Science
What is Gravity?
Gravity is the force by which every object with mass attracts every other object. It's what gives things weight, keeps planets orbiting the Sun, and pulls a dropped apple back to the ground.
See it, don’t just read it.
Watch a 2-minute lesson with voice + animation that explains gravity.
Key things to understand
- 1The more mass an object has, the stronger its gravitational pull; the farther apart two objects are, the weaker the pull.
- 2Newton described gravity as a force; Einstein's general relativity describes it as the curving of spacetime by mass.

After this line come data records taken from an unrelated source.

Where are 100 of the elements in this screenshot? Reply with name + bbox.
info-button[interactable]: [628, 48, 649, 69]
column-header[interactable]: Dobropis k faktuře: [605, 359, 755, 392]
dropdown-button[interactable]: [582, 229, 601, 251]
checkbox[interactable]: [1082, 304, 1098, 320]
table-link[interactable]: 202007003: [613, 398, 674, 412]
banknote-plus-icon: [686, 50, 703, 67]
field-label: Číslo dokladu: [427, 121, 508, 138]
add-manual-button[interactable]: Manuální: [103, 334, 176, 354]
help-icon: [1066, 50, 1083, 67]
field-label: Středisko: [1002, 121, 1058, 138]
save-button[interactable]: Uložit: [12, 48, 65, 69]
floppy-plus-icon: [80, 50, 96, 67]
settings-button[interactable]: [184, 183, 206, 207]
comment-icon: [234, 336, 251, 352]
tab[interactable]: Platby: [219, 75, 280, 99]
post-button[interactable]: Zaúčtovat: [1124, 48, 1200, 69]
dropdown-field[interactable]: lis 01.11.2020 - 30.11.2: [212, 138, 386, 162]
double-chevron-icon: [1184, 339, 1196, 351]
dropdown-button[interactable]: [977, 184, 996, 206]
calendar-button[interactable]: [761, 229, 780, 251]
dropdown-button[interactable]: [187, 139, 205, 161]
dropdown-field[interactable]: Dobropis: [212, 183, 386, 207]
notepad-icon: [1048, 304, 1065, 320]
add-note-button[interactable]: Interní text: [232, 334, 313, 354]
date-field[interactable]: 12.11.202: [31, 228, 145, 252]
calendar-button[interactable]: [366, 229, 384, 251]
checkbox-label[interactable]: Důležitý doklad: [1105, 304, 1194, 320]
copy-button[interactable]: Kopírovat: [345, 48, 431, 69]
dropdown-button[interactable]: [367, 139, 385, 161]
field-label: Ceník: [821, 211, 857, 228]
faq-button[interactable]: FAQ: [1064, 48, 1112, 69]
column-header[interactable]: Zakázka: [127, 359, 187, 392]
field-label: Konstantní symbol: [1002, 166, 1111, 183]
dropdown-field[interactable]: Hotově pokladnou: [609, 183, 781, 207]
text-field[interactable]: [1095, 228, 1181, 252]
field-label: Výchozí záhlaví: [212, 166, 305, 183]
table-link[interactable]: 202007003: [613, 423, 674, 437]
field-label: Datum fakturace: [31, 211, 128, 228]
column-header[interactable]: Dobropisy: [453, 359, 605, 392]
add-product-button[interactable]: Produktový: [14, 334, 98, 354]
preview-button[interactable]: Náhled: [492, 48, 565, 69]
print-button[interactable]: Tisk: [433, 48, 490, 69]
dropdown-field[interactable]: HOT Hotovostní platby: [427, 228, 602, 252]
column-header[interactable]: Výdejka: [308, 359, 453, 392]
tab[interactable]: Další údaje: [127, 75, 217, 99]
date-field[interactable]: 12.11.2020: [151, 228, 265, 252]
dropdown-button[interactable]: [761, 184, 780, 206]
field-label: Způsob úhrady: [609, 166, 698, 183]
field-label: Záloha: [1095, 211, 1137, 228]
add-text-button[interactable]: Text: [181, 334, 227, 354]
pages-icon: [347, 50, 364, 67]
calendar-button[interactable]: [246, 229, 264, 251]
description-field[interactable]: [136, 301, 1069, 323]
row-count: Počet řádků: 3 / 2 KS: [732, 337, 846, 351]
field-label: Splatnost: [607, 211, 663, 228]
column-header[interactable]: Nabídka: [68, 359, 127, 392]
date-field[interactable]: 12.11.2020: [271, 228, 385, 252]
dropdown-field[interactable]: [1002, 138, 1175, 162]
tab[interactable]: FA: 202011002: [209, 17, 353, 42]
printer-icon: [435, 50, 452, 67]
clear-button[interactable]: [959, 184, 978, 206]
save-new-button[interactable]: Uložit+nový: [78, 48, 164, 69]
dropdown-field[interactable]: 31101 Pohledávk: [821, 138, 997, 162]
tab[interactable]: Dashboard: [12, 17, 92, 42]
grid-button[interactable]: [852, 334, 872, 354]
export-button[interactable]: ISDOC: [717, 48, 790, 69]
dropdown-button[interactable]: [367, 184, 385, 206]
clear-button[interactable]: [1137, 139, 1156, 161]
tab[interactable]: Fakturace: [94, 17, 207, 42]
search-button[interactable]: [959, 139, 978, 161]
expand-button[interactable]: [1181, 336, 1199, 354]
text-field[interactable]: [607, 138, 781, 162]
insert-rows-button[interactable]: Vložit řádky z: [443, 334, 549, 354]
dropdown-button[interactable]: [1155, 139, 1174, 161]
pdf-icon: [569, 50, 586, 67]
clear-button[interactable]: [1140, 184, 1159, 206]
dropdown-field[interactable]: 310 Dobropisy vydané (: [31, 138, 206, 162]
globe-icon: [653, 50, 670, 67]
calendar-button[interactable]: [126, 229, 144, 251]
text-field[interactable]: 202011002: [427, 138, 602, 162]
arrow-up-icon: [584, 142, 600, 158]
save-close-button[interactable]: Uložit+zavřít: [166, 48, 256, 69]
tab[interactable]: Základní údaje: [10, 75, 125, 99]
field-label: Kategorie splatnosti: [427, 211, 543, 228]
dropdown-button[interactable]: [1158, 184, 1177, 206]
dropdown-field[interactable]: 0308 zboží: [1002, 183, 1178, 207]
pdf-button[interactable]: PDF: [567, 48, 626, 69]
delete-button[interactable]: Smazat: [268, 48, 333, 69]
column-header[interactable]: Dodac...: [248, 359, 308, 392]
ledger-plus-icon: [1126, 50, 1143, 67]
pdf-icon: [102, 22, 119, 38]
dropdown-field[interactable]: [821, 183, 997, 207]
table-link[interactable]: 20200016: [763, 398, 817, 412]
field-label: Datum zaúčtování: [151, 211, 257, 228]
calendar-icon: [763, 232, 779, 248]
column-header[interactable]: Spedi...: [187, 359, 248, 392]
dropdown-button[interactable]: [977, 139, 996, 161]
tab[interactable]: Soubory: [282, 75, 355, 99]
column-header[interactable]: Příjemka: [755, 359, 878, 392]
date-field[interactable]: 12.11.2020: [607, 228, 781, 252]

- 3Earth's gravity accelerates falling objects at about 9.8 m/s², regardless of their mass (ignoring air resistance).
- 4Gravity has infinite range but gets weaker with the square of the distance (the inverse-square law).
Frequently asked questions
- Why don't we feel the Sun's gravity pulling us off Earth?
- We do feel it — it keeps Earth in orbit — but Earth's gravity is far stronger at the surface because we're so much closer to Earth's mass.
- Why do heavy and light objects fall at the same rate?
- Heavier objects feel more force but also resist acceleration more (more inertia). The two effects cancel, so all objects accelerate equally in a vacuum.
- Is there gravity in space?
- Yes. Astronauts float not because gravity is absent but because they're in continuous free fall around Earth — orbiting.